A CASA E A VIDA DO MONSTRO – Final

A CASA E A VIDA DO MONSTRO – Final

Rangel Alves da Costa*

Em dez minutos a casa estava totalmente cercada por policiais. Dois minutos após e o delegado entrou pela porta dos fundos, que bastou ser empurrada.

Não havia nenhum barulho de vozes, de pessoas cochichando ou murmurando, nenhum som de nada, apenas o silêncio pairando sobre a casa escurecida. A luz existente na sala entrava pela janela aberta próxima ao oratório e à cadeira de balanço.

Assim que o delegado, pé-ante-pé, foi entrando na sala, enxergou logo algo que lhe deixou intrigado, pois uma pessoa toda vestida de preto, com uma bíblia no colo e rosário na mão, se balançava levemente na cadeira com o rosto virado para fora, para a malhada, para os matos e descampados. Mirava o mundo lá fora como se nada estivesse ocorrendo.

Aproximou-se um pouco mais e tomou um susto ao ter a certeza de que quem estava ali não era Dona Mundinha, mas sim Mehiel, que parecia ter incorporado a mãe com aquelas vestimentas, hábitos e posturas diante do oratório, dos santos e da vela acesa. Uma única vela acesa. Era a própria figura da mãe, porém numa perspectiva muito mais triste, mais acabada, mais fantasmagórica.

"Onde estão os outros? Não adianta fazer nada que é a polícia e estão todos cercados. Onde estão os outros. – E se aproximando um pouco mais – É você que está aí Mehiel, é você mesmo Mehiel. Onde estão o Padre Antonio e sua mãe, onde estão os outros? Por que você está assim Mehiel, vestido assim e se comportando como se fosse sua mãe Mehiel? Por que? Pode falar que prometo que não acontecerá nada a você não...". Falava baixinho o delegado, enquanto cuidadosamente ia se aproximando cada vez mais da cadeira.

O silêncio permanecia profundo naquela figura triste, toda de negro e parecendo morta. Mas quando o delegado, que ia se aproximando devagarzinho e já estava a uns cinco passos da cadeira, ia abrir novamente a boca para falar, o silêncio foi quebrado repentinamente do outro lado e este quase solta um grito.

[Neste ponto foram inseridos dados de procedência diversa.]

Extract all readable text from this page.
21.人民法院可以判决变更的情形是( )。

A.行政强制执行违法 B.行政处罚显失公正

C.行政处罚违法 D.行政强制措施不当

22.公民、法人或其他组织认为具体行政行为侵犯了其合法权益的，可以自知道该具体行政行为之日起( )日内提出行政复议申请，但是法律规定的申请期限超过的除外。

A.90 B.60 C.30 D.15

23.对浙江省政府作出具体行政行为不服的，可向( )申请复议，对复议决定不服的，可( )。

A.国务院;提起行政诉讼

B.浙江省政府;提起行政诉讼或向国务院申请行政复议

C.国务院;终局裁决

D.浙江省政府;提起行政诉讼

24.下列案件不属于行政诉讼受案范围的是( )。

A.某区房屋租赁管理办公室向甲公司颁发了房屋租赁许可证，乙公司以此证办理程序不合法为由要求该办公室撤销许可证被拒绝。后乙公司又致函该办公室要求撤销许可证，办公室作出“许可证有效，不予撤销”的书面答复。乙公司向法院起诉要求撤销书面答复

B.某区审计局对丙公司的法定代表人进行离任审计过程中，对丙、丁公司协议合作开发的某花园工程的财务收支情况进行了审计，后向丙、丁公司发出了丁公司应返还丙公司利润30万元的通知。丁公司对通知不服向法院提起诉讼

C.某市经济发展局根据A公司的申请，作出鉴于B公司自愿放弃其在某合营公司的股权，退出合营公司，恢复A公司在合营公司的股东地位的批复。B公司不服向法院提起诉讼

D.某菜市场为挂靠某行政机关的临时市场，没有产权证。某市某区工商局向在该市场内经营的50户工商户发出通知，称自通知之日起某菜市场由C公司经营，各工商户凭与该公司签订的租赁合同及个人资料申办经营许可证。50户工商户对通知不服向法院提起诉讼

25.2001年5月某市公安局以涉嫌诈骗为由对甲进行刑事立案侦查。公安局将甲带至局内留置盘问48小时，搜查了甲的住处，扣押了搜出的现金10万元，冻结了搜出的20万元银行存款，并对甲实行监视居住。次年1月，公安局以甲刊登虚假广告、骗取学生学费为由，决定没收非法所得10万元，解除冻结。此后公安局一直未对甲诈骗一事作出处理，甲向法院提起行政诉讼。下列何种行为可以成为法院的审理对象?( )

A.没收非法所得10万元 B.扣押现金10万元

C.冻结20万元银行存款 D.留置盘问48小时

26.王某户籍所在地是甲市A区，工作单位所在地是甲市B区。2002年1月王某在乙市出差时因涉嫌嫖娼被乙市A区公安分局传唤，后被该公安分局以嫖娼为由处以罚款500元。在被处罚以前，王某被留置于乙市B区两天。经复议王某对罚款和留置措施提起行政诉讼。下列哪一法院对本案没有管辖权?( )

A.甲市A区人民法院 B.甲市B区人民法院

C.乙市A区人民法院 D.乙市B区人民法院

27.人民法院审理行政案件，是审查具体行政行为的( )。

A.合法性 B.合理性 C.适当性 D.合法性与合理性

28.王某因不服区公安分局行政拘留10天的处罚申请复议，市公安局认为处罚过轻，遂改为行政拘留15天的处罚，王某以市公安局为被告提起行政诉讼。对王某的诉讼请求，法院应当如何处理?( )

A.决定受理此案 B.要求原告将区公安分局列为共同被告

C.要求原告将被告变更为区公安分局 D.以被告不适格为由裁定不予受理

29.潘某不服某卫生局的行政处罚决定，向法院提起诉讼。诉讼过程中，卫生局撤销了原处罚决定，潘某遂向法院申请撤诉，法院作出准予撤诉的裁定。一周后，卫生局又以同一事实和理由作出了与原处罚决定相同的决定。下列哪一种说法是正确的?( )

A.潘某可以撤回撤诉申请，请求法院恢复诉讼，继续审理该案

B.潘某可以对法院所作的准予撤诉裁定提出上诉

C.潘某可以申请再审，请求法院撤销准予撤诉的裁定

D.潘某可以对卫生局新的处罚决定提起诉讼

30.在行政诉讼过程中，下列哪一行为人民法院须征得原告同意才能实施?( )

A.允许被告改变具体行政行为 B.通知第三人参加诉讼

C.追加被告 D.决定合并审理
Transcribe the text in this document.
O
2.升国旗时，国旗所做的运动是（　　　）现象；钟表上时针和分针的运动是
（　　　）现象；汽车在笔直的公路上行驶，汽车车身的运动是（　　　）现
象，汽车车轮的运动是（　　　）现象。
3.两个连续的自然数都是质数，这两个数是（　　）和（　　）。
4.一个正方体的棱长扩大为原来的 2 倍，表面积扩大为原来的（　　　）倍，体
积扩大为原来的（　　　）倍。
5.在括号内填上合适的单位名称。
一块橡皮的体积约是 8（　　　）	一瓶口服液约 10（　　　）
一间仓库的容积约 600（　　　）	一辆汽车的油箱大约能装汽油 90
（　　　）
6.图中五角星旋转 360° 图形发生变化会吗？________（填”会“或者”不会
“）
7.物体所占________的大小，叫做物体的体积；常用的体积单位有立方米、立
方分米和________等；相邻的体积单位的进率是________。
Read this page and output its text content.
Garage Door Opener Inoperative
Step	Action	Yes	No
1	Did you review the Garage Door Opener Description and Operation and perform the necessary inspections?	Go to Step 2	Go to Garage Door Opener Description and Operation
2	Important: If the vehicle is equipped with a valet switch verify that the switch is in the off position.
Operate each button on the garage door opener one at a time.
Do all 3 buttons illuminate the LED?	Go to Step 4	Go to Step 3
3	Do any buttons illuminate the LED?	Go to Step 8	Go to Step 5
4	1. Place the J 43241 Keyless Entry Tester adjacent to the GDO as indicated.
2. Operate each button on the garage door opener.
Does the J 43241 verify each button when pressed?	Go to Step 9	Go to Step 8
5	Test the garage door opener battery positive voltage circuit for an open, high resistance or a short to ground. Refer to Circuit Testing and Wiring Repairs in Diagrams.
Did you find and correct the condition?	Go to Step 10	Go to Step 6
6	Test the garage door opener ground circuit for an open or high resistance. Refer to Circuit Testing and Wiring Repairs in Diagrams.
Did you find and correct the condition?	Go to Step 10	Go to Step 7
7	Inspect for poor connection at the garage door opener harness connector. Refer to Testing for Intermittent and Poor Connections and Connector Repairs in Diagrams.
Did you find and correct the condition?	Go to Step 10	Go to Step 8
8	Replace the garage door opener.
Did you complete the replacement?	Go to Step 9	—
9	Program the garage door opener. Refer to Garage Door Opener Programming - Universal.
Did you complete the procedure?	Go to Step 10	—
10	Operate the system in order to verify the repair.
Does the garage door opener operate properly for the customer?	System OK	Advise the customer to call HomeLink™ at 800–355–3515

Mehiel se virou na cadeira e disse: "Se eles queriam um monstro, o monstro nasceu agora. Se meus próprios pais queriam um monstro como filho, o monstro acabou de nascer. Mas eles nunca mais vão querer que o filho seja monstro, nem chamar de monstro e nem inventar que ele fazia coisas de monstro. Se agora eu fiz uma monstruosidade foi porque, foi porque...". E pendeu a cabeça para um lado, deixando cair da boca um líquido espumoso que o delegado soube depois ser veneno.

Mehiel, todo vestido nas roupas de sua mãe, todo do negro mais terrível que podia existir, agora estava morto. Havia se envenenado. O delegado confirmou a morte, balançando muitas vezes a cabeça e o corpo dele, mas a única coisa que pendeu de suas mãos foi um bilhete, que caiu ao chão e o policial não percebeu no momento.

Enquanto ia saindo da sala para tomar outras providências, o delegado tropeçou e quase cai por cima de dois sacos grandes deixados perto da porta. Mandou que abrissem a porta da frente para a luz entrar e viu aos seus pés o chão molhado de sangue vindo daquilo que estava nos sacos. Determinou que os policiais despejassem os objetos que estavam dentro no chão e viu duas cabeças ensanguentadas rolarem. Eram as cabeças decepadas de Dona Mundinha e do Padre Antonio.

Mas que monstruosidade, pensou o delegado.

Mas era isso que Mehiel estava dizendo, era sobre isso que ele estava falando, era sobre monstruosidade a sua última palavra.

Ele não era nem nunca havia sido monstro, mas os seus próprios pais quiseram criar um monstro e ali estava o fruto da forjada criação: o monstro e a monstruosidade contra os próprios pais.

O delegado apanhou o bilhete que havia rolado da mão do monstro, do suicida, ou coisa parecida, e lá estava escrito:

"Naquele dia o Senhor ferirá, com sua espada pesada, grande e forte, Leviatã, o dragão fugaz, Leviatã, o dragão tortuoso; e matará o monstro que está no mar" (Is 27,1).

E o delegado ficou tristemente pensando: Naquele dia a espada feriu Dona Mundinha, o dragão fugaz; feriu o sacerdote adúltero, o dragão tortuoso. Mas Mehiel era realmente monstro?